2.5/10Les Frères Zimmer contre le reste du monde

/ Critique - écrit par riffhifi, le 12/06/2011
Notre verdict : 2.5/10 - Zim boum (Ecrivez votre critique)

Temps de lecture estimé de l'article : 2 minute(s) - 4 réactions

Un rond et un carré vivent de mornes journées entre le bureau, le musée d’art moderne et le cabinet d’un œuf médecin. L’absurdité de cet univers minimaliste ne compense pas la paresse de son humour.

Jérémy Mahot, geek de son état, fait son entrée dans la collection Shampooing de Delcourt. Adepte du minimalisme graphique, il met en scène deux frères (heureusement que le titre nous indique leur parenté) appelés Hans et Karl, qui sont respectivement un carré rouge et un rond vert. Leur meilleur ami est un arbre, leur toubib est un œuf dans un coquetier, et leur nouveau collègue est un robot appelé Isaac (probablement un clin d’œil au romancier Isaac Asimov, bien que les trois règles de la robotique ne soient pas citées). Par ailleurs, Hans Zimmer est le nom d’un compositeur de musiques de films, mais rien n’indique que 16314-les-freres-zimmer-contre-reste-monl’homonymie soit ici intentionnelle.

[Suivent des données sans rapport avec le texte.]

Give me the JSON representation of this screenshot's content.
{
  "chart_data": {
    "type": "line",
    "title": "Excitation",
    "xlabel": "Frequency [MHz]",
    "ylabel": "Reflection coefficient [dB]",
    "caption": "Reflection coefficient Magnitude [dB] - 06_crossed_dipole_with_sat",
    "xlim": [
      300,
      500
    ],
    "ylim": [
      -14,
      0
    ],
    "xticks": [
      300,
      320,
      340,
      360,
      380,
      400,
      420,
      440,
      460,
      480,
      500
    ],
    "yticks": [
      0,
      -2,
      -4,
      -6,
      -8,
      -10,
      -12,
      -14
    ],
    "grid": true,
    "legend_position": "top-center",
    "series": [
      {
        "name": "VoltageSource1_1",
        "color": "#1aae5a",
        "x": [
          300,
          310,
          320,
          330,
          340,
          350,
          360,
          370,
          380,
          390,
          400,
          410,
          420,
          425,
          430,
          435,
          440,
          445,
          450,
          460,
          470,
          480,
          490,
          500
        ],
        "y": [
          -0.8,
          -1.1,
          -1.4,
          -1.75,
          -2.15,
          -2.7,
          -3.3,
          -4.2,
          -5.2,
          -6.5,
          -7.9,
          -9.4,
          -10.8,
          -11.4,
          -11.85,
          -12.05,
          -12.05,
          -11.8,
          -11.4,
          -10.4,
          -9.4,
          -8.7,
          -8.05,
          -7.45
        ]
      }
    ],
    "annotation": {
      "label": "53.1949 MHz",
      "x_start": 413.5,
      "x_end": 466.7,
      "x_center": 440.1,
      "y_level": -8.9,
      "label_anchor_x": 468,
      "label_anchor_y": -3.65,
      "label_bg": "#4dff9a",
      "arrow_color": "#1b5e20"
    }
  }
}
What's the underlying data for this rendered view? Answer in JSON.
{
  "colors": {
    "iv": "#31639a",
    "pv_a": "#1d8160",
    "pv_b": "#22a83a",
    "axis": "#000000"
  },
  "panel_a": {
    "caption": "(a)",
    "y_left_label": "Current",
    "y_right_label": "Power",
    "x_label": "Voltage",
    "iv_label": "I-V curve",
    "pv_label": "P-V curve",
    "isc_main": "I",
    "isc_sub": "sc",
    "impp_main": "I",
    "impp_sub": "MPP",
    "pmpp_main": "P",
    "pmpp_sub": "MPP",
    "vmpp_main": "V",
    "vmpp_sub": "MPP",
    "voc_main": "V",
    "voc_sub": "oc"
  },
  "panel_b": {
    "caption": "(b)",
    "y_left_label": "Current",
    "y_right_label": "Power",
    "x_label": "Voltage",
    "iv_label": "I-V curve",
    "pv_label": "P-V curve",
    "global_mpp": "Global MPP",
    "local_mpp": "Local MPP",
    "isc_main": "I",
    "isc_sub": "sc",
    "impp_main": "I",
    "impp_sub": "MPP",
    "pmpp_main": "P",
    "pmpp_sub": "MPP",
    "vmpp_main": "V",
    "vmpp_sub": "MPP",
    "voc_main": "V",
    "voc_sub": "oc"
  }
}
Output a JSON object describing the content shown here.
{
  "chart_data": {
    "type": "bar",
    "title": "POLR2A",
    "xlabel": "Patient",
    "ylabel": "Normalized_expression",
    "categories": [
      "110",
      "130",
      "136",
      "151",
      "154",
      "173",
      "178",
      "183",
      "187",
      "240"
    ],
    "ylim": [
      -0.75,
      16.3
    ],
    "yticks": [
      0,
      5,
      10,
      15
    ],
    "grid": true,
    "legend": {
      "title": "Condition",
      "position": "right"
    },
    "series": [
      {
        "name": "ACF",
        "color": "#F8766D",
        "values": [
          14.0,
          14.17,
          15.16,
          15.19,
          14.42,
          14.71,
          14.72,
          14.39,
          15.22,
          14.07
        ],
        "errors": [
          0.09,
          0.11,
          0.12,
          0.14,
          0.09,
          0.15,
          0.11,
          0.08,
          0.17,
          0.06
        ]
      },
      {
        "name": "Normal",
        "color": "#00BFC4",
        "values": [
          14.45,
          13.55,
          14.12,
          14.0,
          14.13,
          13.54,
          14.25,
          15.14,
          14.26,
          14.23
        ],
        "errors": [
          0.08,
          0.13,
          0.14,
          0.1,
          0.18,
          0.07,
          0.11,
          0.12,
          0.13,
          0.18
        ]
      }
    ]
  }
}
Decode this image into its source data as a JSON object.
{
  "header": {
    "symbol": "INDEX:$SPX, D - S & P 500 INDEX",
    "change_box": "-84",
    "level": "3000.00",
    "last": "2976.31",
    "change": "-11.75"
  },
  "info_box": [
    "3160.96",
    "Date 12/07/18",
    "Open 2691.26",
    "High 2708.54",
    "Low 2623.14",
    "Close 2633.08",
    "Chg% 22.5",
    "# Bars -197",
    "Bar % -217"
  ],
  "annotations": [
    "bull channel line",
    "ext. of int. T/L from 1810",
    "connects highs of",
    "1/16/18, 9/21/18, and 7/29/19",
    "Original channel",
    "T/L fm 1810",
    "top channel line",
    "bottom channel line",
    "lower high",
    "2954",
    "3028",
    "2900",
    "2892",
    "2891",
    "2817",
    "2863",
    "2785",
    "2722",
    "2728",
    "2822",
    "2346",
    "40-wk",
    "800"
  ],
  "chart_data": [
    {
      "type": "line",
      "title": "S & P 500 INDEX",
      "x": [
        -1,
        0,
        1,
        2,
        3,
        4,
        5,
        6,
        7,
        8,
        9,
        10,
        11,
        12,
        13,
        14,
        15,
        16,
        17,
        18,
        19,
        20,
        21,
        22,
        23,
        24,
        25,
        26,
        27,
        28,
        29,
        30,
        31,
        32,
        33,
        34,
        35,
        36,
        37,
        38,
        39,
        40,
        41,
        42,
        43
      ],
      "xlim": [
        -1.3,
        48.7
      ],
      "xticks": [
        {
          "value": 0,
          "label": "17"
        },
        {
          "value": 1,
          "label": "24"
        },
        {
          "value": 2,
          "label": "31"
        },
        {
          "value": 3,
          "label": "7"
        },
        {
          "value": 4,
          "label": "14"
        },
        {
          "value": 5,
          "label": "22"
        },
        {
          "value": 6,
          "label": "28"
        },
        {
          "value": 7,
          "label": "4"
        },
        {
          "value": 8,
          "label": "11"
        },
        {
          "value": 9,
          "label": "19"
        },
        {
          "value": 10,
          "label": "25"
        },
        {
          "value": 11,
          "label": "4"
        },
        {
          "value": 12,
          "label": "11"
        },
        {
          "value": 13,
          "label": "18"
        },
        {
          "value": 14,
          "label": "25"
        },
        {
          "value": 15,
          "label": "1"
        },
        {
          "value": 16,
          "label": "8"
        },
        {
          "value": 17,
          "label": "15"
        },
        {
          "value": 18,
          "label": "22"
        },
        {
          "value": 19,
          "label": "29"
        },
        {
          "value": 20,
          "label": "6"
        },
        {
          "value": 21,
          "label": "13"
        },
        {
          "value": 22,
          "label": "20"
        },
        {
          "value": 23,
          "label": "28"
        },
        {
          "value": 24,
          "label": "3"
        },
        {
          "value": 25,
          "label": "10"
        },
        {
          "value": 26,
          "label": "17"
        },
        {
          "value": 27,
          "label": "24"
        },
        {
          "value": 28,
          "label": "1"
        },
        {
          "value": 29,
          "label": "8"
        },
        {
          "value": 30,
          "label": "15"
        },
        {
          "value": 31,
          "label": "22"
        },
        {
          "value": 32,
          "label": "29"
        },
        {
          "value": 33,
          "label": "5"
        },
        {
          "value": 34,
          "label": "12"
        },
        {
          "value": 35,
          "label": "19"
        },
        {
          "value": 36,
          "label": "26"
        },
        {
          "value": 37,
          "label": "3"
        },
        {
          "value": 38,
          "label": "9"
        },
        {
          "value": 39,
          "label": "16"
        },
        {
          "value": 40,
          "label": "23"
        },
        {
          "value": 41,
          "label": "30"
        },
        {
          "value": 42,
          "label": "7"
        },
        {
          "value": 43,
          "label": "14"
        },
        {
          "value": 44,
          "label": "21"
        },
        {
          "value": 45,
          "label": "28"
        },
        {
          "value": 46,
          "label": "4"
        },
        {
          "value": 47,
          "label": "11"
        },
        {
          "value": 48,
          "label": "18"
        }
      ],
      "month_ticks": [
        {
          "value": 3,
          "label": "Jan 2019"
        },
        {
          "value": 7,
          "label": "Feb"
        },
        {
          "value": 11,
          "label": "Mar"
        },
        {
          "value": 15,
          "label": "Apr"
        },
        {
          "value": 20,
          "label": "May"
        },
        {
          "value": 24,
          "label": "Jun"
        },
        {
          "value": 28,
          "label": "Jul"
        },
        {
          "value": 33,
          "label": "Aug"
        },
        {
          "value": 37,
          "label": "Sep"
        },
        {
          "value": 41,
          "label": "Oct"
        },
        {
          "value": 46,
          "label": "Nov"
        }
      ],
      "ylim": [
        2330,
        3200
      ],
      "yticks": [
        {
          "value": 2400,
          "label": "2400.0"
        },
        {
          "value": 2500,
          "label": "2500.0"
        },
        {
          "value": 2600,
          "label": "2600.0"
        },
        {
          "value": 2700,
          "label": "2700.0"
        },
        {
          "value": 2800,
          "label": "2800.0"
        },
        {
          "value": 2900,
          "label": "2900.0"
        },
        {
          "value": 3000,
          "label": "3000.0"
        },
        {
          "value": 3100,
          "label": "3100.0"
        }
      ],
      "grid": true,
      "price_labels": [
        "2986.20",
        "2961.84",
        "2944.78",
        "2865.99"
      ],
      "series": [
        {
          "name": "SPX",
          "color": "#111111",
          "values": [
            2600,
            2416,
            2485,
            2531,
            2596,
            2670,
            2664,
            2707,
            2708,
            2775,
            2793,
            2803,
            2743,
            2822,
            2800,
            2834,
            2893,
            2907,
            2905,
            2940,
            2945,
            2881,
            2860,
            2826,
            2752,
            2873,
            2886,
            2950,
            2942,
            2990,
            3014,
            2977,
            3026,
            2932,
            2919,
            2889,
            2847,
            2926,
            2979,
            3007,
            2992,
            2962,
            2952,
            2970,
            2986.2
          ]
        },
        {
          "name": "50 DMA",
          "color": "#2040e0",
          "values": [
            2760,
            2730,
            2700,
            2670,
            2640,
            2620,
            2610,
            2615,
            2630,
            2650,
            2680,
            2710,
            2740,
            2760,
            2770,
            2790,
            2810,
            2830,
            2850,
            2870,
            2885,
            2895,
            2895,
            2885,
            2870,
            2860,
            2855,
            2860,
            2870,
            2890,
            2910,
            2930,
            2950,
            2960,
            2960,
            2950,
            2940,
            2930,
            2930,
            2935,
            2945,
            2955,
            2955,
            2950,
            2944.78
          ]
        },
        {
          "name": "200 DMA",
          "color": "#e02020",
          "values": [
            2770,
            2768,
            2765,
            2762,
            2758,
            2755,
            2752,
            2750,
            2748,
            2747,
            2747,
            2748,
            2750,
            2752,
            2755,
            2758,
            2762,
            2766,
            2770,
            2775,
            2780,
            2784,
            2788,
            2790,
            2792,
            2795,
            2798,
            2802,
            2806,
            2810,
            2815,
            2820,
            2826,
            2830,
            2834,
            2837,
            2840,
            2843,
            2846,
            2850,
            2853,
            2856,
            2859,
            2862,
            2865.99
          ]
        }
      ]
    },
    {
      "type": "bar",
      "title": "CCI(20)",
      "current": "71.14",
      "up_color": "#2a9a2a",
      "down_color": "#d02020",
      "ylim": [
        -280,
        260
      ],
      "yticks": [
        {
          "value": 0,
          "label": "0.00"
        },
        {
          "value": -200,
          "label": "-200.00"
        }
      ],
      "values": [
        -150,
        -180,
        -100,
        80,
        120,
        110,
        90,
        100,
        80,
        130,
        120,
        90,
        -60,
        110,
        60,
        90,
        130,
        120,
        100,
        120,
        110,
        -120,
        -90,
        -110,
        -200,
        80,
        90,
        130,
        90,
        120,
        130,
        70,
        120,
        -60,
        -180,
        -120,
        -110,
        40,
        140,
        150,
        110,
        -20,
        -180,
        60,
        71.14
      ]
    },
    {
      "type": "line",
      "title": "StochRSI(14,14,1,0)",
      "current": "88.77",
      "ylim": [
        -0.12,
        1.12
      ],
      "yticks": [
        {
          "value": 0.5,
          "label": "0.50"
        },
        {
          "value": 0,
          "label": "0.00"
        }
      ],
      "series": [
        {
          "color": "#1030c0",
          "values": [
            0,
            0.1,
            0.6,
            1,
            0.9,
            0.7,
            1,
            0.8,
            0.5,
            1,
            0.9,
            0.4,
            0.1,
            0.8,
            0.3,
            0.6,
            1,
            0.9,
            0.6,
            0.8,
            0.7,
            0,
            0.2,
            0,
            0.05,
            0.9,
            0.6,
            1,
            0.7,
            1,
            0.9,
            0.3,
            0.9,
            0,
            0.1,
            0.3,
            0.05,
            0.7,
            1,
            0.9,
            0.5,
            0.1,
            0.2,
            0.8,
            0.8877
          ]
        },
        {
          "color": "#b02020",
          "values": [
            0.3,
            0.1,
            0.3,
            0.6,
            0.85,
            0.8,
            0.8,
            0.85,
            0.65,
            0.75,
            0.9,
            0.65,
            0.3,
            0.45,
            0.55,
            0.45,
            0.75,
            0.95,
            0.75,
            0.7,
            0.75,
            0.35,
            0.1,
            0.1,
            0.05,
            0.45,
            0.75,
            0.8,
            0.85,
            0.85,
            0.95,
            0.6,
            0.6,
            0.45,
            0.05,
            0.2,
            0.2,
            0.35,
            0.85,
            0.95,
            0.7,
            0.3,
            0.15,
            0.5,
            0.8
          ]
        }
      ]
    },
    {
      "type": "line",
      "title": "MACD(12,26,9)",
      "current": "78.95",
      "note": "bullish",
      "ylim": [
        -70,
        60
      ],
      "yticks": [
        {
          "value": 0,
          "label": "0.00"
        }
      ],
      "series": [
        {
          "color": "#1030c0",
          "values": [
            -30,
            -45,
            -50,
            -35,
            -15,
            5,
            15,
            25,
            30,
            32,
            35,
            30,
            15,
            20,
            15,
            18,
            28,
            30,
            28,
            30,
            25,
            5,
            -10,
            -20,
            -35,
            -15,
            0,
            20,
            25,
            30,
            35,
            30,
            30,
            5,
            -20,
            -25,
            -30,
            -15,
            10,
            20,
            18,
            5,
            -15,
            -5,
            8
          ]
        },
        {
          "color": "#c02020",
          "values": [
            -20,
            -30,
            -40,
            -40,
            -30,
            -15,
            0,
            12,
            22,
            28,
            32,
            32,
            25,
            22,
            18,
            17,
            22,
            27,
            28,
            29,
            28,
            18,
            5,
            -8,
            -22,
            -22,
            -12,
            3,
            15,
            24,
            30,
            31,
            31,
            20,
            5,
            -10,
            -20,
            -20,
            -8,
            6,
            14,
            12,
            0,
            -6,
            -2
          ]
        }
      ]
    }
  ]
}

A première vue, cet univers géométrique et nonsensique a tout pour exhaler un parfum délicieusement anglo-saxon d’absurdité. Et pourtant, Mahot semble s’évertuer à faire rentrer ses personnages et leurs vies dans les cases les plus étriquées de l’humour convenu : blagues de bureau, clichés sur l’art moderne (on peine à déterminer la position de l’auteur sur le sujet)… Les rares tentatives d’exploiter le caractère abstrait des protagonistes sont timorées, et seul Isaac le robot arrache quelques sourires en citant Terminator.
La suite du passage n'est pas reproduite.